According to a forecast by the Forum of Incident Response and Security Teams (FIRST), the number of publicly disclosed vulnerabilities could exceed 50,000 in 2026, approaching 59,000 in the median scenario. In more extreme, but realistic, scenarios, the estimate rises to nearly 118,000, while in 2025, according to estimates cited in the article, approximately 48,000 CVEs were registered. The forecast's authors emphasize that this is not a sign of a sharp increase in attacker capabilities, but rather that the industry is becoming better at identifying and recording issues.

FIRST representative Eiren Leverett attributes the growth to several factors. The number of teams and organizations working on vulnerability disclosures is growing, the CVE ecosystem is expanding, and bug bounty programs are further incentivizing publications.

A closer focus on long-running codebases is also noted, especially in open source infrastructure , where many bugs have existed for years but are only now being identified and included in statistics. FIRST also changed its modeling approach, taking into account the shift around 2017, when the pace of publications accelerated significantly, and now proposes resource planning based on ranges rather than a single digit.

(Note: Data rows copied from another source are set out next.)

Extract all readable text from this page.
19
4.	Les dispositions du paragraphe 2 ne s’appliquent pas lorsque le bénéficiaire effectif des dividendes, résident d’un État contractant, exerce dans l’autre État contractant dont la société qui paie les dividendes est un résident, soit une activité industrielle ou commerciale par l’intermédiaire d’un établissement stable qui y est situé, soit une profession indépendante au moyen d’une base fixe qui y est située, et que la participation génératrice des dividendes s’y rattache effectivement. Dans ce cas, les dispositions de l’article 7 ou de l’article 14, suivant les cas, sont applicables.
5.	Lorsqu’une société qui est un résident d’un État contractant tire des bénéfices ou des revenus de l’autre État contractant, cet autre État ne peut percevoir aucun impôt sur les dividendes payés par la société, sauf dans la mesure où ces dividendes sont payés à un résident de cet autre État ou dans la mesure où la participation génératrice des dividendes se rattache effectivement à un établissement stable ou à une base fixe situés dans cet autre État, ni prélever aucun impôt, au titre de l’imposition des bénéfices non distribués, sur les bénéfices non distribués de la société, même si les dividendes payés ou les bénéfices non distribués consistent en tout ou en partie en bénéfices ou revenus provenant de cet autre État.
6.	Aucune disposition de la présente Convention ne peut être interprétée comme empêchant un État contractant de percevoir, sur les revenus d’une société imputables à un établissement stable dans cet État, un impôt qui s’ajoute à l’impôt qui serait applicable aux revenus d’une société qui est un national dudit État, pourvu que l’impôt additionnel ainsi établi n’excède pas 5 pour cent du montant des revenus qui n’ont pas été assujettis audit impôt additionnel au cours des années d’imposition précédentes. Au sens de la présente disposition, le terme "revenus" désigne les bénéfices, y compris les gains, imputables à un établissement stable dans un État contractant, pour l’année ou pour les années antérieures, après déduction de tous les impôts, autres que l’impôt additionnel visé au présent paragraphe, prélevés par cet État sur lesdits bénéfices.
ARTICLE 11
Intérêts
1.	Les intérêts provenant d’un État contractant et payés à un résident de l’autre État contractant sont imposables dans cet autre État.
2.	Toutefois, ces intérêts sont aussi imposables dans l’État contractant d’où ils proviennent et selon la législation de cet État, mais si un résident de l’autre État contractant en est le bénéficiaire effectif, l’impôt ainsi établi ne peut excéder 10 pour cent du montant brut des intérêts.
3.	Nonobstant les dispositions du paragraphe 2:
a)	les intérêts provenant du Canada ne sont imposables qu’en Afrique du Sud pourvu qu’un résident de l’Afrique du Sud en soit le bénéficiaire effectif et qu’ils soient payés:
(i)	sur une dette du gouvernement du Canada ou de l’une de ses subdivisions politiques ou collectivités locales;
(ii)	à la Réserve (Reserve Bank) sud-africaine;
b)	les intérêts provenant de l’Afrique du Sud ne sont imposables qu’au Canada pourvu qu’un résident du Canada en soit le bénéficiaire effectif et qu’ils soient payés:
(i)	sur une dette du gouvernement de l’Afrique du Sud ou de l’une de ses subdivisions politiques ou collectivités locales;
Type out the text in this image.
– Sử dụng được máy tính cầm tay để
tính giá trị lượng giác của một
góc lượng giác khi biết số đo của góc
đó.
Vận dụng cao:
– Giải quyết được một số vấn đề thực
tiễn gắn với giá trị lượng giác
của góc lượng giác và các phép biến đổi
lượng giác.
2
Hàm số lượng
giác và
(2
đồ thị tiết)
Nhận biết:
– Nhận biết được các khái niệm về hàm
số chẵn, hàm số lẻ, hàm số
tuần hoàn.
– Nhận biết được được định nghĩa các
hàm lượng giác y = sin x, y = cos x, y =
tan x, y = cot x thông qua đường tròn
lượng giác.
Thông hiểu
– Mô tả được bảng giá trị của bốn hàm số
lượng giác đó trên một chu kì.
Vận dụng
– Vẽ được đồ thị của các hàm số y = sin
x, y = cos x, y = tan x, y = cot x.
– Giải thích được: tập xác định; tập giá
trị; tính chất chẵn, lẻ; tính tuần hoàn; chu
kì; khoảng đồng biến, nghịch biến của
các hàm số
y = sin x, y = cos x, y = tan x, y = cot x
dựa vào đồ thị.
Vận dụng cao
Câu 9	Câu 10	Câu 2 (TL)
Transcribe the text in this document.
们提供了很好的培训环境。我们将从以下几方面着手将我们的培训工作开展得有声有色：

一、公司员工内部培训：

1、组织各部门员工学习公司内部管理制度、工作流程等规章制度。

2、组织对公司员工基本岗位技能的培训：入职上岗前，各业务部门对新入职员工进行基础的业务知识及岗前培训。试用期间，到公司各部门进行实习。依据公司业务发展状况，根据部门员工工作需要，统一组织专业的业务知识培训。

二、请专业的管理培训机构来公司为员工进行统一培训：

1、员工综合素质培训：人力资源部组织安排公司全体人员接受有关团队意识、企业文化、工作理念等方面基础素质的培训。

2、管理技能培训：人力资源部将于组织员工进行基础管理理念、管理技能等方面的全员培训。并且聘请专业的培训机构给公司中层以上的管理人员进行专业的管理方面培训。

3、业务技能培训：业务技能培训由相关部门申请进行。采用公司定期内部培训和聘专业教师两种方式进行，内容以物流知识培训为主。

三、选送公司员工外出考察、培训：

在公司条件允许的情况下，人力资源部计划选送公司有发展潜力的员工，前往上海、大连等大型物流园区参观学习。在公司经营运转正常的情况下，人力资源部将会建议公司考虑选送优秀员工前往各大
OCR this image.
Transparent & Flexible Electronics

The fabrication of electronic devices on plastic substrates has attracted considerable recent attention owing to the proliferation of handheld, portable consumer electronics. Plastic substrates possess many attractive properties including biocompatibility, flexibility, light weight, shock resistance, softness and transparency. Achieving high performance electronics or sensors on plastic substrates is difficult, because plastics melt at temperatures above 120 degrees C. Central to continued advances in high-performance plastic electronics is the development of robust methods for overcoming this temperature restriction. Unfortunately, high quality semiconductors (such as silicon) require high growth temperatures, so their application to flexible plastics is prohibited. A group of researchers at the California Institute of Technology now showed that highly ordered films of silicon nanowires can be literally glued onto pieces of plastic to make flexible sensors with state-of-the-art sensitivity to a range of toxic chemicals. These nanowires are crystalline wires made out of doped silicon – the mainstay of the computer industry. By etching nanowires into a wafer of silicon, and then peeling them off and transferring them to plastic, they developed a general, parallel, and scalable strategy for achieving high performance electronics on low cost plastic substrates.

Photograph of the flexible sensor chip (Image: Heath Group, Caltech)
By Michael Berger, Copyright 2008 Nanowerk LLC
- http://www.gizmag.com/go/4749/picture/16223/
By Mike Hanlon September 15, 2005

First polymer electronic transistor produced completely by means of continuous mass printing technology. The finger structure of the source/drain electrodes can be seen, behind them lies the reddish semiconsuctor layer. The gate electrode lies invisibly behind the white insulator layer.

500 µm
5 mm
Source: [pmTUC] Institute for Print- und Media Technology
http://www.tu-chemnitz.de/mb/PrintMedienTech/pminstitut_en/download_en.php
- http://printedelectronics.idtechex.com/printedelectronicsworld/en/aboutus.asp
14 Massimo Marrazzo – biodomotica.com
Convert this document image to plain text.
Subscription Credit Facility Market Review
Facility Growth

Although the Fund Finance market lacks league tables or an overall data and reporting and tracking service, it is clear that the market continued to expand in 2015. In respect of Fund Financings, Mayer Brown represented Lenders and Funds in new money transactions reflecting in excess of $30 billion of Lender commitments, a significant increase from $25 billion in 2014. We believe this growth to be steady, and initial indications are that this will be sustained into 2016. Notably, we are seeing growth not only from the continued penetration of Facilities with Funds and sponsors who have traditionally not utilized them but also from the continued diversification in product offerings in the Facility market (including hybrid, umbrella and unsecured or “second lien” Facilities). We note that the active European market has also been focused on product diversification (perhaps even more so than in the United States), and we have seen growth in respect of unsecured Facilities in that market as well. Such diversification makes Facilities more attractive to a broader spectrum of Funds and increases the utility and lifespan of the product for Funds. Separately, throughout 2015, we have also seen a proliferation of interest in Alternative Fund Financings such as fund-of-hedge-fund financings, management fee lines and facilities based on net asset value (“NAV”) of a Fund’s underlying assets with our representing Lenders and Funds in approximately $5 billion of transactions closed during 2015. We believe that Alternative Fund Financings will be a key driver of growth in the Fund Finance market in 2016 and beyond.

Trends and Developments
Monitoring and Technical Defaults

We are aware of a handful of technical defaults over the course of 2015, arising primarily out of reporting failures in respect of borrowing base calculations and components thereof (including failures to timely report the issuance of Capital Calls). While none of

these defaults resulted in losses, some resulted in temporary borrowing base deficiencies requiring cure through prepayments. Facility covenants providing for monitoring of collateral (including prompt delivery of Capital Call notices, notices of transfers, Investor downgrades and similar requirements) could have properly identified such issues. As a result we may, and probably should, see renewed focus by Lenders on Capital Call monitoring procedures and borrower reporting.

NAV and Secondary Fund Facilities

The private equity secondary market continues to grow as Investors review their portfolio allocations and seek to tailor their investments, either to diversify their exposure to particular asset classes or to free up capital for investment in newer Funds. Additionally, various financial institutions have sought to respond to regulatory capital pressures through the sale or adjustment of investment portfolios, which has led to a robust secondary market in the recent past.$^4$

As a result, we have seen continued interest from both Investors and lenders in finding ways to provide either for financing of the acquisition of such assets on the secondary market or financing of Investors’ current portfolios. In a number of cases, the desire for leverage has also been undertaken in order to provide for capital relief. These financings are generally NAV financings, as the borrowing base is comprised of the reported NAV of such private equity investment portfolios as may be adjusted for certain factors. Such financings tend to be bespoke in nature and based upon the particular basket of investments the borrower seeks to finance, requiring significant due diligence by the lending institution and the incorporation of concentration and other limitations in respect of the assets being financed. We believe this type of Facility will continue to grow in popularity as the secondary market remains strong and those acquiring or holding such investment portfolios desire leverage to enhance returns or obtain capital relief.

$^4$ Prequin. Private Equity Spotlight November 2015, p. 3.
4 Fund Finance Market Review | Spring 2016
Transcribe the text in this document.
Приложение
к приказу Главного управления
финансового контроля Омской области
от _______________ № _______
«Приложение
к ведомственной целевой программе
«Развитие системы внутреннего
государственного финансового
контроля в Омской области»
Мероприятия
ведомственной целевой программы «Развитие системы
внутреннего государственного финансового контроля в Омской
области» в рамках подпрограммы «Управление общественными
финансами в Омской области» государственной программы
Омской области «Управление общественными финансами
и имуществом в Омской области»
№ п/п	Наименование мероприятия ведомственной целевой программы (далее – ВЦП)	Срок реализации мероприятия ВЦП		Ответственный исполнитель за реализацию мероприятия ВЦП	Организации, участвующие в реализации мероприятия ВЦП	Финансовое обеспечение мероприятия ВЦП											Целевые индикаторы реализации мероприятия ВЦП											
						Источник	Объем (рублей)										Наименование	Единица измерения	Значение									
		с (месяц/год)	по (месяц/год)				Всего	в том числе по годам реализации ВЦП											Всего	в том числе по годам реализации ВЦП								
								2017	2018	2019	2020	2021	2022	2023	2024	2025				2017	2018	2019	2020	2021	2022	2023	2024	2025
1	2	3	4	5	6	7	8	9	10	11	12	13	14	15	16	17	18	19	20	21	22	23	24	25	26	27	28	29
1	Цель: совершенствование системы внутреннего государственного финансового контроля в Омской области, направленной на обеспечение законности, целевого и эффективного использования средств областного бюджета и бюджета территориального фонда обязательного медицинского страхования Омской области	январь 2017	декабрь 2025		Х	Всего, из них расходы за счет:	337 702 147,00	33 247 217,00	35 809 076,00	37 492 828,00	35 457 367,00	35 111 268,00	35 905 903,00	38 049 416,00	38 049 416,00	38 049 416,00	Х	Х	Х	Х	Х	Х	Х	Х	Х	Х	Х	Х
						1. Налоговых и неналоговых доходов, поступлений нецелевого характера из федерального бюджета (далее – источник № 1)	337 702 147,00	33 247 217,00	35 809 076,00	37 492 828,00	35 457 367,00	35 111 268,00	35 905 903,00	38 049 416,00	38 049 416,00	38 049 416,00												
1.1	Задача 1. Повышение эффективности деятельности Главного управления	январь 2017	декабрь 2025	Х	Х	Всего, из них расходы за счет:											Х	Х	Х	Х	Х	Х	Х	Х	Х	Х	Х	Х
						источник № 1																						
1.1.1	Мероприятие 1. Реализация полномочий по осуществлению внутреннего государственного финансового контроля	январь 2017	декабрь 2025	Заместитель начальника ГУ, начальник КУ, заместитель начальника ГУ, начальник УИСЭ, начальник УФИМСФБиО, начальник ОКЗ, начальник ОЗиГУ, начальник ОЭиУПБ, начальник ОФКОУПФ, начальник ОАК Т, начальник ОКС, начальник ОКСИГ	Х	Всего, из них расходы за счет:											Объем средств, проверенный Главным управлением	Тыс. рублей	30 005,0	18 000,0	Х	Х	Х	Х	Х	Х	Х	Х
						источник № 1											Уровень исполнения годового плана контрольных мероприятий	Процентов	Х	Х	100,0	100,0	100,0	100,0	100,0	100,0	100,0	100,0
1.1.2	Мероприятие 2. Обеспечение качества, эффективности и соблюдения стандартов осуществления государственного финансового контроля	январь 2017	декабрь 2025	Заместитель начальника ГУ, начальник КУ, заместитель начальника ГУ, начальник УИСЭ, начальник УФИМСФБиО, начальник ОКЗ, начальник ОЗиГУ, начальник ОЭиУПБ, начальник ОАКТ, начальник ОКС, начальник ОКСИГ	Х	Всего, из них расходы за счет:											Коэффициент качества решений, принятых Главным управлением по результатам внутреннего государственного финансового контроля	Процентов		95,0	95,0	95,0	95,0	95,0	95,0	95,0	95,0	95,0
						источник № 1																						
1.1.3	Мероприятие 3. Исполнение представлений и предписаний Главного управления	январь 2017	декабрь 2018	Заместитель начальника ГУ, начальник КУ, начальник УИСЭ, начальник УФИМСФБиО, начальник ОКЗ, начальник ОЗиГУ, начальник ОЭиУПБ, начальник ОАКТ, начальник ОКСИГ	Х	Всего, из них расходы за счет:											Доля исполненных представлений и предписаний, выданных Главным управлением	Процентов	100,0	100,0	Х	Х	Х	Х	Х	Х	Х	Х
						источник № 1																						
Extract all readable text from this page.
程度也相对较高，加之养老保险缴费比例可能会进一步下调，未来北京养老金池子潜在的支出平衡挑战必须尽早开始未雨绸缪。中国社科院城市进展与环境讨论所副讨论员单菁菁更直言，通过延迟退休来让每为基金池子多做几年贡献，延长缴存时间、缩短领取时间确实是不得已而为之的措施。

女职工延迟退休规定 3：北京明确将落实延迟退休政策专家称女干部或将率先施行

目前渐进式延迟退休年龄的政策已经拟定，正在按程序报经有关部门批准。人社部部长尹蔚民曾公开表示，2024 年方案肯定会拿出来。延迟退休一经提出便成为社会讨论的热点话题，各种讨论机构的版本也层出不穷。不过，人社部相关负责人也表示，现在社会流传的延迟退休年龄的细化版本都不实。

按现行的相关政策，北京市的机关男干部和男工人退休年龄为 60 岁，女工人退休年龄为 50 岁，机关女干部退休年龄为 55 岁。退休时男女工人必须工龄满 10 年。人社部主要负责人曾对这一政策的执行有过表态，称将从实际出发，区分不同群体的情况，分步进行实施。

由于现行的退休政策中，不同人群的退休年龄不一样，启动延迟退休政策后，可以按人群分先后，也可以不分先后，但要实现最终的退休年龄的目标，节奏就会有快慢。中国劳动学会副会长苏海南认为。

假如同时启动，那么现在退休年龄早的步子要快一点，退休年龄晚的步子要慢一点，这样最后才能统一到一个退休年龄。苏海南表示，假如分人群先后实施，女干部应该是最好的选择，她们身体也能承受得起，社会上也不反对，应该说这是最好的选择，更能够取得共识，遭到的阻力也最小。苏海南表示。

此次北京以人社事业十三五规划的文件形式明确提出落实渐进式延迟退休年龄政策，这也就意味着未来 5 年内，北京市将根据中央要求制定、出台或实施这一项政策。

At the same time, the increasing number of CVEs alone poorly reflects the actual risk to businesses. Mikhail Roytman, Technical Director of Empirical Security, points out that exploitation operates by different laws and is not necessarily subject to the same disclosure dynamics, in part because working exploits can appear even before a CVE identifier is published.

According to Roytman, in 2025, of the tens of thousands of registered vulnerabilities, only a small fraction had public proof-of-concept exploits , and an even smaller proportion showed signs of exploitation in real-world attacks. A significant portion of CVEs relate to niche software, consumer devices, or configurations that are not a priority for large organizations, and many theoretically attackable flaws remain unattractive to attackers compared to already proven and widely deployed variants.

The main challenge FIRST sees is primarily operational. According to the organization's estimates, the primary threat comes from approximately 5% of vulnerabilities, but as the overall volume grows, it becomes more difficult to consistently identify this small percentage. Roytman emphasizes that the workload can still be handled if processing is automated, but relying on humans to analyze tens of thousands of items quickly becomes a dead end. Therefore, prioritization, automated triage, and resource planning are becoming increasingly important.

The role of AI is particularly worrisome. Tools based on large language models do speed up the detection of code defects, but this doesn't mean a similar surge in mass exploitation. According to Roytman's logic, attackers remain constrained by economic and practical limitations, so they continue to focus on a small set of vulnerabilities that produce predictable results. Meanwhile, defenders use machine learning to assess the likelihood of exploitation and filter out noise.

The growing number of disclosures also increases pressure on vulnerability infrastructure. The risk of backlogs building up among CVE ecosystem participants, including MITRE, the National Vulnerability Database, and organizations acting as CVE Numbering Authorities, is being discussed.

RAND researcher Sasha Romanotsky believes the system is more likely to degrade gradually than to "break down," and some records will simply be processed with delays or remain without full enrichment. As a result, organizations may rely more heavily on commercial tools and internal analytics, and the gap between mature and immature vulnerability management processes will become more noticeable.